Des légendes aux faits : les migrations de la famille Piéchaud

Mise à jour : cet article date de 2008 et est à compléter par celui-ci plus récent : L’ascendance Piéchaud en Auvergne enfin débloquée.

Plutôt que de vous raconter toujours la même histoire dans plusieurs billets, je vais ici tout vous dire sur ma branche patronymique, les Piéchaud. En tout cas les bases. Mais voui !

Mon grand-père est né à Bordeaux. Dans ma petite tête, cela faisait des Piéchaud une famille bordelaise. De préciser que son père était lui-même né à Bordeaux, de même que le père de son père était né à Abzac en Gironde, et la mère de son père à Bordeaux. Mais voui !

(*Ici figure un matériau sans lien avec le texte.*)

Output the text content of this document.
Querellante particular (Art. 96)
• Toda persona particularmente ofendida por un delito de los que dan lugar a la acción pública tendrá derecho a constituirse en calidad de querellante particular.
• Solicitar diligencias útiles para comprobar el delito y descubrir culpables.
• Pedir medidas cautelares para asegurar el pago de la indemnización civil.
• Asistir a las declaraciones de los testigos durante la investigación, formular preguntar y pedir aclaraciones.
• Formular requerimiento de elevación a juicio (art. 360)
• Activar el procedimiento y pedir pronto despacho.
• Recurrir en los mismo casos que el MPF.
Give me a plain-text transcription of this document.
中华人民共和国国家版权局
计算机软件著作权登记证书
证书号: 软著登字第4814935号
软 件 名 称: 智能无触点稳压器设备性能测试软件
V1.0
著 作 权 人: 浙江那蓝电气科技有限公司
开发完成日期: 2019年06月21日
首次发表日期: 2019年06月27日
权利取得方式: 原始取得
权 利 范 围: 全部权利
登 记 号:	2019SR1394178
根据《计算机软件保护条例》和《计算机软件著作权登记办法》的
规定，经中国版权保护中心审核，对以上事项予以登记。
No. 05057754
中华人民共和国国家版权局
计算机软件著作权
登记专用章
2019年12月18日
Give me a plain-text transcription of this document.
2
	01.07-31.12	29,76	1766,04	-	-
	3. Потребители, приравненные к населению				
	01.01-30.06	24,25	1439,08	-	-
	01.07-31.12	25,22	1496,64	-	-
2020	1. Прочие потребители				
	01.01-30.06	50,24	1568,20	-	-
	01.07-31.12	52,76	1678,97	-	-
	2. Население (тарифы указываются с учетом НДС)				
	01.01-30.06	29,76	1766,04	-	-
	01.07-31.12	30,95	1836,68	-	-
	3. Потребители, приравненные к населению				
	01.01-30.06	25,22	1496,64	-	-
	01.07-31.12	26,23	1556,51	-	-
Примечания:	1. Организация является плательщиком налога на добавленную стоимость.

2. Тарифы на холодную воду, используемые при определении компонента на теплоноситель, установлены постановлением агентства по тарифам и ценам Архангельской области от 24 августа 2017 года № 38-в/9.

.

Volcans d'AuvergneAu-delà (c’est à dire, aux yeux des enfants, au Moyen-Âge voire à la Préhistoire), il y avait bien cette légende familiale qui donnait aux Piéchaud des origines auvergnates (on n’était pourtant pas limonadiers), avec cette jolie étymologie du patronyme qui domiciliait nos ancêtres aux pieds (chauds) des volcans. Oui, ces volcans éteints depuis des milliers d’années.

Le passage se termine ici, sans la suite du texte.